Malwa
Właścicielka Stajni
Dołączył: 10 Sie 2007
Posty: 195
Przeczytał: 0 tematów
Ostrzeżeń: 0/3
|
Wysłany: Nie 21:48, 30 Mar 2008 Temat postu: Jazda rekreacyjno-ujeżdżeniowa |
|
|
Data: 30 marca, 14.30-15.30
Czas: godzina
Miejsce: hala i lonżownik
Jest to nasza 63 jazda i pierwsza opisana
Przed treningiem
Po ćwiczeniach z Blaskiem przyszłam do NMP i od razu zobaczyłam Erę siedzącą z Basiciem w boksie.
- Zabieram Jonny'ego na jazdę. Wezmę drągi i cavaletti, nie będą ci teraz potrzebne? - zapytałam.

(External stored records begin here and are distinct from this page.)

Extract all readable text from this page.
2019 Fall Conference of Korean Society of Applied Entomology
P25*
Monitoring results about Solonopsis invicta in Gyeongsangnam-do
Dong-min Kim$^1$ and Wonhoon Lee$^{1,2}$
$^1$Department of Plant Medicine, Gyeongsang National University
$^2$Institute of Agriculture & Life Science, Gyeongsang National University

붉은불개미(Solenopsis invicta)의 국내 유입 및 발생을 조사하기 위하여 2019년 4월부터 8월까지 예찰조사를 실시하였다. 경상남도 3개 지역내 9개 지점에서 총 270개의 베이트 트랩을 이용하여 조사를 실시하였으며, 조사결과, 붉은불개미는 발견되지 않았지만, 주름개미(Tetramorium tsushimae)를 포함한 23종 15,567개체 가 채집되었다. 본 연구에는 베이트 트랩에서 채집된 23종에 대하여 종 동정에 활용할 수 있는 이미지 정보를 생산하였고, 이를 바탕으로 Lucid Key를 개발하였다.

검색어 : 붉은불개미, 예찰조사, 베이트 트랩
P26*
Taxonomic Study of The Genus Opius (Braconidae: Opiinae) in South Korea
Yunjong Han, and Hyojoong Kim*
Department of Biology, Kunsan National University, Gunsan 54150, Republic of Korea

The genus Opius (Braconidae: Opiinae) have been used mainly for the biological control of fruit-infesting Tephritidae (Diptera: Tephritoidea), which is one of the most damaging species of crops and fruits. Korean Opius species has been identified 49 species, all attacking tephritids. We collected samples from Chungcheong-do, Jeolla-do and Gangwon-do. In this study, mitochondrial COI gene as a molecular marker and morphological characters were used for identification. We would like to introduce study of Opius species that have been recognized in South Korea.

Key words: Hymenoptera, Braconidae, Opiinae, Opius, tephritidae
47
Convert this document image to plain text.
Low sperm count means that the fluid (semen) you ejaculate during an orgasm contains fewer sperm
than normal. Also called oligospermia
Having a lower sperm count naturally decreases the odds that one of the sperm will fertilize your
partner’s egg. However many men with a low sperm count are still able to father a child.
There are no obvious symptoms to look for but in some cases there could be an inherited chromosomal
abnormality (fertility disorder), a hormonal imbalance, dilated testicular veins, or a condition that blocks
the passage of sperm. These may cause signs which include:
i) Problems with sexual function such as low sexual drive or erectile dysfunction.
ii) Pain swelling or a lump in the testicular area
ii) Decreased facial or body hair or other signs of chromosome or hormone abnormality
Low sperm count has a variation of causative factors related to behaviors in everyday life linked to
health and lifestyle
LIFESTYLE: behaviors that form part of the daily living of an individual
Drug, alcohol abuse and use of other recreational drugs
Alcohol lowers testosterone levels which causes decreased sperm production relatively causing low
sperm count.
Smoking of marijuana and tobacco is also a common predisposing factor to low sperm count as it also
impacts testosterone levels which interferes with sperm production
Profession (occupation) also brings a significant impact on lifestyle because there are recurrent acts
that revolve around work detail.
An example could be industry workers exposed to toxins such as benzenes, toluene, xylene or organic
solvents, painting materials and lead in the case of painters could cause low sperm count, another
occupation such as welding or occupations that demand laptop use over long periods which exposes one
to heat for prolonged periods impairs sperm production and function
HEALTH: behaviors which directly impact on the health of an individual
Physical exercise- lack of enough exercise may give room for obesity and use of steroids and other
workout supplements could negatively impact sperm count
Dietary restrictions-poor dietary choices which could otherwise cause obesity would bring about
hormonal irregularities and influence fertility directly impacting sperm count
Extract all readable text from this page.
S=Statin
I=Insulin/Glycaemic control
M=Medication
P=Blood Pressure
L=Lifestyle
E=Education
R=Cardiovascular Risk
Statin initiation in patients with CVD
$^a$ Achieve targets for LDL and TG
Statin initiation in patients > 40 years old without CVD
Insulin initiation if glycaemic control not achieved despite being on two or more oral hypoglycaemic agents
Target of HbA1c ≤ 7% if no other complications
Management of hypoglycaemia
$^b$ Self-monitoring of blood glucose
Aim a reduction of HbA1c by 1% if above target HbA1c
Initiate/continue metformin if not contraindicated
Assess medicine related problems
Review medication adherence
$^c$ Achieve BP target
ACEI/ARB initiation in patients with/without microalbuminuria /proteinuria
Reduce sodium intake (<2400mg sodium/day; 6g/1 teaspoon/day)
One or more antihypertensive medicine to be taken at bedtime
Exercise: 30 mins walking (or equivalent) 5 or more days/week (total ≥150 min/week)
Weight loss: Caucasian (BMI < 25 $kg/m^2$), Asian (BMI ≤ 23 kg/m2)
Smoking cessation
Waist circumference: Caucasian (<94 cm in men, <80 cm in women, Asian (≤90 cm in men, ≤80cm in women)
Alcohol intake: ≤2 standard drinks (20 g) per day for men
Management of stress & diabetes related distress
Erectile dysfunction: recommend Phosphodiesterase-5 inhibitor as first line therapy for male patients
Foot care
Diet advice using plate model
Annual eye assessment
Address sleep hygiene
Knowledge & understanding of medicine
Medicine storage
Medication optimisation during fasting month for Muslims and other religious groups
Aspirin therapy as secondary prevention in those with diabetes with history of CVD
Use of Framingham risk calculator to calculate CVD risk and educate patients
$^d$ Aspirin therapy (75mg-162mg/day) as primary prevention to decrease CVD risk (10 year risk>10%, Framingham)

- Nie, biorę Basica w teren - odpowiedziała. - Możesz brać co chcesz.
- Ok, idę po sprzęt.
Przyniosłam na halę drągi i cavaletti, poustawiałam je i wróciłam do stajni. Era czyściła ogiera. Wziełam z siodlarni szczotki i weszłam do boksu Walkera. Uwiązałam go i zaczęłam powierzchownie czyścić. Był raczej czysty, nie miał zaklejek, był tylko trochę przykurzony i miał słomę w ogonie. Uporałam się z tym szybko, rozczyściłam mu i zadziegciowałam kopyta. Wróciłam do siodlarni i wzięłam z niej siodło, czaprak, ogłowie, wodze, wędzidło, owijki i ochraniacze, słowem - wszystko, czego potrzeba na zwykłą, rekreacyjną jazdę.

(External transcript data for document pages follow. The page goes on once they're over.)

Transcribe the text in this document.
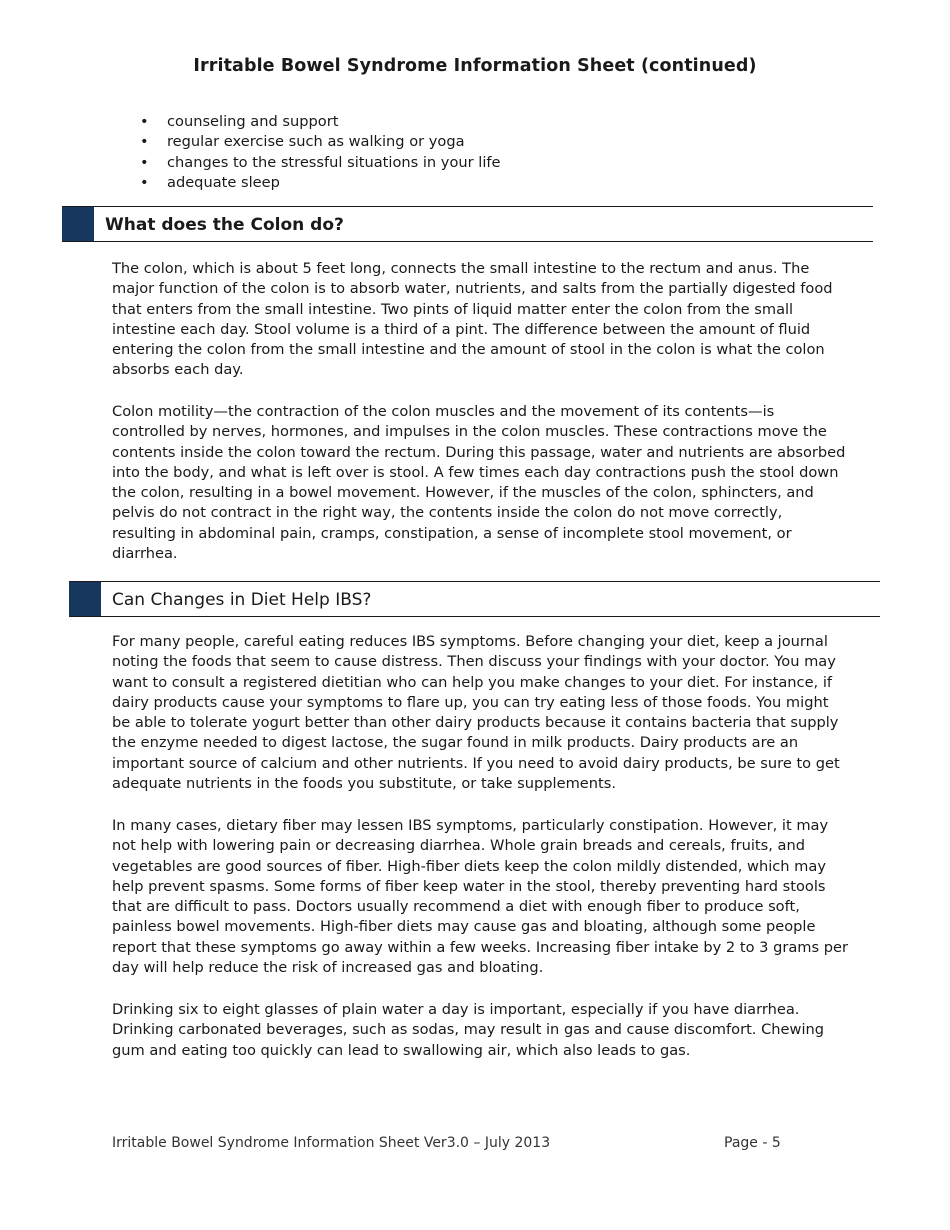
Irritable Bowel Syndrome Information Sheet (continued)
• counseling and support
• regular exercise such as walking or yoga
• changes to the stressful situations in your life
• adequate sleep
What does the Colon do?

The colon, which is about 5 feet long, connects the small intestine to the rectum and anus. The major function of the colon is to absorb water, nutrients, and salts from the partially digested food that enters from the small intestine. Two pints of liquid matter enter the colon from the small intestine each day. Stool volume is a third of a pint. The difference between the amount of fluid entering the colon from the small intestine and the amount of stool in the colon is what the colon absorbs each day.

Colon motility—the contraction of the colon muscles and the movement of its contents—is controlled by nerves, hormones, and impulses in the colon muscles. These contractions move the contents inside the colon toward the rectum. During this passage, water and nutrients are absorbed into the body, and what is left over is stool. A few times each day contractions push the stool down the colon, resulting in a bowel movement. However, if the muscles of the colon, sphincters, and pelvis do not contract in the right way, the contents inside the colon do not move correctly, resulting in abdominal pain, cramps, constipation, a sense of incomplete stool movement, or diarrhea.

Can Changes in Diet Help IBS?

For many people, careful eating reduces IBS symptoms. Before changing your diet, keep a journal noting the foods that seem to cause distress. Then discuss your findings with your doctor. You may want to consult a registered dietitian who can help you make changes to your diet. For instance, if dairy products cause your symptoms to flare up, you can try eating less of those foods. You might be able to tolerate yogurt better than other dairy products because it contains bacteria that supply the enzyme needed to digest lactose, the sugar found in milk products. Dairy products are an important source of calcium and other nutrients. If you need to avoid dairy products, be sure to get adequate nutrients in the foods you substitute, or take supplements.

In many cases, dietary fiber may lessen IBS symptoms, particularly constipation. However, it may not help with lowering pain or decreasing diarrhea. Whole grain breads and cereals, fruits, and vegetables are good sources of fiber. High-fiber diets keep the colon mildly distended, which may help prevent spasms. Some forms of fiber keep water in the stool, thereby preventing hard stools that are difficult to pass. Doctors usually recommend a diet with enough fiber to produce soft, painless bowel movements. High-fiber diets may cause gas and bloating, although some people report that these symptoms go away within a few weeks. Increasing fiber intake by 2 to 3 grams per day will help reduce the risk of increased gas and bloating.

Drinking six to eight glasses of plain water a day is important, especially if you have diarrhea. Drinking carbonated beverages, such as sodas, may result in gas and cause discomfort. Chewing gum and eating too quickly can lead to swallowing air, which also leads to gas.

Irritable Bowel Syndrome Information Sheet Ver3.0 – July 2013	Page - 5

Osiodłałam go i okiełznałam, założyłam ochraniacze i owijki na nogi.
Rozgrzewka i praca właściwa
Zaprowadziłam Johnny'ego na halę i wsiadłam na niego. Stał w miarę spokojnie, przez jakieś dziesięć minut stępowaliśmy i kłusowaliśmy przy bandach. Tradycyjny stepo-kłus wyraźnie nudził Walkera, więc najechałam na drągi i zmniejszyłam tępo. Szedł ładnie, równo, choć przy zatrzymaniu pod koniec postawił nogi trochę nierówno. Przy cavaletti poszło nieźle, chodził płynnie. Pilnowałam, by ganaszował i pracował zadem. Zrobiłam łuk w prawo, na luźnej wodzy. Potem w lewo, na lekkim kontakcie. Poprawiałam go tylko gdy napierał na wędzidło lub szedł nie tak, jak chciałam. Łydkami kontrolowałam tępo, kiedy szliśmy po prostych, starałam się by reagował na dosiad. Opanował do perfekcji ruszanie od dosiadu, ze skręcaniem jest dobrze, choć nie idealnie. Po zakończeniu kolejnego przejścia przez wszystkie drągi i cavaletti, zadziałałam dosiadem i stanęliśmy. Pozostawiła go w rogu i poleciłam, by został, bo czym (ciągle na niego zerkając) pozbierałam drągi i przeniosłam je w róg hali. Dosiadłam go ponownie i ćwiczyłam w obie strony kręcenie ósemki ze zmianą chodu z kłusa w galop i odwrotnie.
_Schemat by FITF
Johnny ma to już opanowane, jechałam na lekkim kontakcie.
Rozstępowanie
Zdjęłam ogierowi ogłowie i jeździliśmy przez jakieś dziesięć minut stępem swobodnym. Pozwoliłam mu swobodnie trzymać głowę, na luzie. Chodził jak chciał, ale tylko stępem i bez zatrzymywania.